Solves: flying blind, finding out at the audit
3
An employee agent for onboarding & training
What it is. An agent that onboards and trains every new hire the same way — your
way — and keeps doing it consistently even when you're short-staffed and leadership is stretched.
The problem it solves. When there's no time, new staff learn by osmosis. Two
people in the same role end up working two different ways, because training depends on who happened
to be on shift that week.
On shift. A new worker is walked through your onboarding, your expectations, and
your way of doing the work — on day one, regardless of how busy the team is.
Solves: onboarding by osmosis, inconsistent training
4
A site-by-site agent aligned to your standards
What it is. An agent trained on your own policies and procedures and aligned to
the standards you're held to, so staff can get the right answer in the moment — at the site, on
shift, when it actually matters.
The problem it solves. The binder sits on a shelf and no one opens it mid-shift.
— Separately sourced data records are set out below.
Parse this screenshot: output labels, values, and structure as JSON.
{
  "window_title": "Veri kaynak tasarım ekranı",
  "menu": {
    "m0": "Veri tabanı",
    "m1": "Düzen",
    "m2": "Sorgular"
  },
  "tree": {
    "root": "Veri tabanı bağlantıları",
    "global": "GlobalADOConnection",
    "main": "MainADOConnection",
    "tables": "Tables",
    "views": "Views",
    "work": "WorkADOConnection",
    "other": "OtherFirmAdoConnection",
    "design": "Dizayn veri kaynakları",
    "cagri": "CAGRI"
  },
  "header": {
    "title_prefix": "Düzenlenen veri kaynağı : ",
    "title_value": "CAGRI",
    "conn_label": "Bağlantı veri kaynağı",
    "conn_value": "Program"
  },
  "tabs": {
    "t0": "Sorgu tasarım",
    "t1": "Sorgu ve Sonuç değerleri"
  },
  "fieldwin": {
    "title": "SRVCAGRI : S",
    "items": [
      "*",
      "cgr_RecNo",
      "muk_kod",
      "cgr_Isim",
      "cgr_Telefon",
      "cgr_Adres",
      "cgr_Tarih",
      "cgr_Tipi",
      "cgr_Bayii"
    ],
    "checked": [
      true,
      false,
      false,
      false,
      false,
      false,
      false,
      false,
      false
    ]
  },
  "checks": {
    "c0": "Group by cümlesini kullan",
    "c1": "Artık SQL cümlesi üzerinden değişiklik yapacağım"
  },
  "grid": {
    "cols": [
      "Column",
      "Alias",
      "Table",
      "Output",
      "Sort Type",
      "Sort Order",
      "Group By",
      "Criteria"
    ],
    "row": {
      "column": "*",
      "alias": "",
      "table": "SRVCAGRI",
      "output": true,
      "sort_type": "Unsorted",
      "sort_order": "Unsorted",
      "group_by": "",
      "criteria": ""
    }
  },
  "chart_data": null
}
So policy gets followed when it's remembered and skipped when it isn't, and you only learn the
difference after something goes sideways.
On shift. A worker asks what the procedure is for a specific situation and gets
your answer — the one that matches your policy and external obligations — instead of guessing.
Solves: the binder no one opens, staff not following policy
5
Unified notes & reporting
What it is. One common methodology for how your people collect, summarize, and
report — aligned to your organization and to what your funders, regulators, and accreditors expect
to see.
The problem it solves. Every site reports differently. Notes from one program or
unit don't line up with another, with your own standard, or with what reviewers expect to see.
Reviewing it all takes time you don't have.
On shift. Staff record what happened in one consistent way, and it comes out the
other end already in the shape your organization and accountability bodies need.
Solves: every site reporting differently
6
Psychological health & safety, throughout
What it is. The whole system is built on Canada's national standard for
psychological health and safety in the workplace (CAN/CSA-Z1003), so it protects the people doing
the work — not just the paperwork.
The problem it solves. Burnout, turnover, gossip, and vicarious trauma are the
quiet cost of this work. They take the staff you can least afford to lose, and no single tool fixes
that — it has to be built into how everything else works.
On shift. Load comes off your people, the work is more predictable, and the
conditions your team works in are treated as something to protect — by design, not by poster.